XRD Measurements- For the XRD measurements ZnO thin films were synthesized from a 15% Zn(NDN) solution drop casted on a cleaned Si-SiO2 substrates and left overnight to remove the solvent. This was followed by annealing the substrates at specific annealing temperature ranging from 400 to 700 °C for 1 h.

Optical Characterization- Transmission (300 nm to 700 nm) measurements were obtained on ZnO thin films synthesized from a 15% concentration of Zn(NDN) spin-coated on pre-cleaned quartz substrates and annealed at various temperatures ranging from 400 to 700 °C. Photoluminescence (PL) measurements were conducted on ZnO films synthesized over Si substrates, using a 266 nm Laser with an incident power of 2.2 mW power.

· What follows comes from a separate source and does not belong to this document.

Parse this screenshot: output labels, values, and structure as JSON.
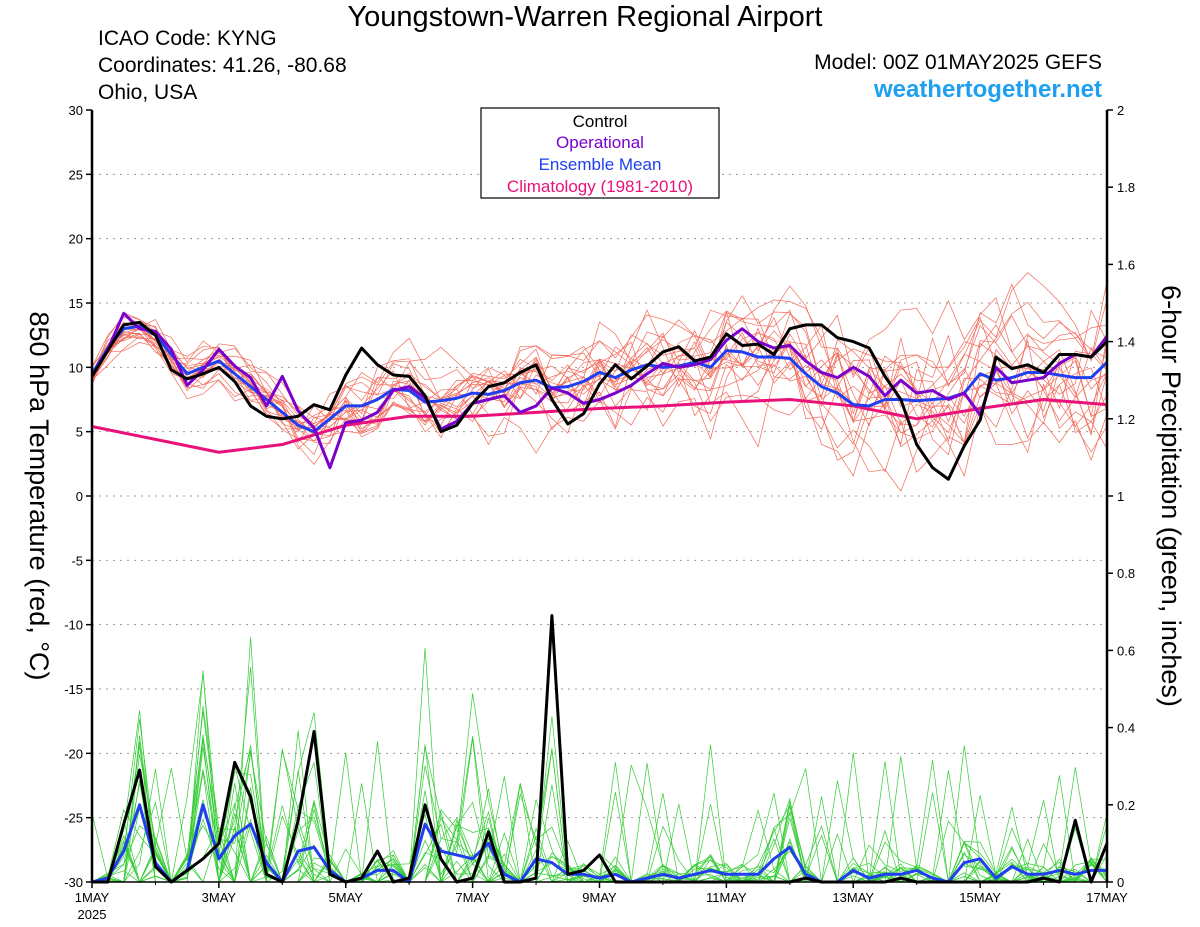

Transistor fabrication and characterization- The thin film transistors fabricated in this study are Bottom Gate-Top Contact devices. Once the ZnO thin films were prepared on the Si-SiO2 substrates, the source and drain contacts were obtained using standard photo–lithography and lift–off process to obtain devices with 500 µm channel width and channel lengths varying from 5 to 50 µm. Unless otherwise stated, the transistor devices discussed here have the channel length of 5 µm. The complete processing flow is shown in Figure S2 and details of the lithography patterning is provided in the supplementary section S2. All the devices, unless stated otherwise, were characterized using SUSS-Microtec Probe station and Keithley 4200 SCS under ambient air conditions at room temperature in dark. For the transconductance measurements, Vds = 50 V was applied, and Vg was swept from -20 V to 70 V with a step size of 2.5 V for both forward and reversed direction. During the Id-Vd output measurements a constant Vg was applied, and Vds was swept from 0 to 50 V with a 1 V step. This way, Vg was varied from 10 to 70 V with 10 V step. The mobility in the saturation regime of a transistor channel was estimated using the following expression: \(\mu_{sat } = \frac{2L}{{WC_{o} }} \left( {\frac{{\partial \sqrt {I_{d} } }}{{\partial V_{g} }}} \right)^{2}\) where L and W are channel length and width respectively, Co oxide capacitance per unit area. Oxide capacitance was estimated to be 3.5 × 10−8 F cm−2 based on the specifications of the oxide layer (100 nm thick SiO2 gate oxide and relative dielectric constant (εr) of 3.9). Subthreshold swing was calculated using the expression: \(= \frac{{\partial V_{g} }}{{\partial \log I_{d} }}\). The trap concentration per unit energy (DT) was also calculated using the following expressions: \(D_{T} = \frac{{C_{o} }}{{e^{2} }}\left( {\frac{eS}{{k_{b} T\ln 10}} - 1} \right)\) [70, 71].